The foods that children eat and nutrients that they obtain from these can have far reaching effects.  It can influence their immediate well-being, how they learn at school and how they perform physically and mentally alongside their later health.  As parents and educators it is important that we equip children with the right foods and knowledge to be the best they can possibly be.  In this section we take a look at the latest insights related to nutrition during the childhood years.

Don‘t ’Pet’ Children to Avoid Obesity

An excellent new review has now likened obesity in children to obesity in pets – triggered by “pet-parenting”.

So what is “pet-parenting”?  Basically, this is when obesity (in children and pets) is due to excessive treats and meal amounts – a form of doting love and affection.  Those giving the treats/food often tend to get caught up in a cycle of giving these treats/foods in order to avoid the ire of the child or pet.  Sound familiar? Begging, pestering, whimpering, whining!

What to do? Well, the scientists advise a series of withdrawal techniques where the problem foods – be it gravy bones or sweet treats are gradually withdrawn, or portion sizes are reduced, eventually leading to their elimination.

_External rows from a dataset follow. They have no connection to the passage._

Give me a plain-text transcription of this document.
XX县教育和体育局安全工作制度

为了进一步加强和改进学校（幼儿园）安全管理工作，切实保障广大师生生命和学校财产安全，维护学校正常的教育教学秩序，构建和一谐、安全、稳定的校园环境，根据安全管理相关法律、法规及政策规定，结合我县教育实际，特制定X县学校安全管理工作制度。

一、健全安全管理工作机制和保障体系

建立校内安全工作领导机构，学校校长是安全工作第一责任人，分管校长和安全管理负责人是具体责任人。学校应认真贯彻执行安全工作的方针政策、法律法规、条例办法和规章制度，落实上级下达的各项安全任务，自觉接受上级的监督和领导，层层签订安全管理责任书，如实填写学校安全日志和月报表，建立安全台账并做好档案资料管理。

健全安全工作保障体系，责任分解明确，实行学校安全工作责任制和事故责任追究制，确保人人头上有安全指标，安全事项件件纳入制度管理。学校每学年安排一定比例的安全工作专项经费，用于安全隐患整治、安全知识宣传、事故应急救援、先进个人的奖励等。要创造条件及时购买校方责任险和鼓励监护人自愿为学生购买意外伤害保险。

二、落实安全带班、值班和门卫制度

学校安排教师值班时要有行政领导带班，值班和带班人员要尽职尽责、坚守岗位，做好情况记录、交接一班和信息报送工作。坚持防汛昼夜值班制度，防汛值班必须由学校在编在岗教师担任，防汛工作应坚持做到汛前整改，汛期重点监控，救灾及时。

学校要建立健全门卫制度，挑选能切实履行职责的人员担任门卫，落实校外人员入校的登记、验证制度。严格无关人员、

So, keep the treats as a treat and as Michelle Obama once said “the real problems begin to arise when the treat becomes the everyday occurrence”.

For more information, see: Pretlow RA et al. (2016) British Journal of Nutrition. Vol.116, no.5; pg.944-9.

Iron & ADHD Link?

It is relatively well known that omega-3 and 6 fatty acids can play a role in the management of attention deficit hyperactivity disorder, aka ADHD.

Now, new evidence has revealed that iron as a nutrient may also have a role in the development of ADHD.  Iron is a valuable trace element that plays a role in brain function and dopamine systems.  We have also seen from studies with teenagers that iron supplements may help to aid ‘class concentration’.  So, from these perspectives such a link makes potential sense.

The scientific paper pooled results from 11 studies.  Findings showed that serum ferritin levels (a marker of iron stores) were lower in ADHD cases.  These results do suggest that children with ADHD may have lower stores of iron but other studies are needed to reconfirm findings.

These are intriguing results showing that serum ferritin levels are lower in children with ADHD.  Whether this is a consequence or cause of ADHD is yet to be determined.  That said, iron status should certainly be considered in future studies looking at ADHD in children.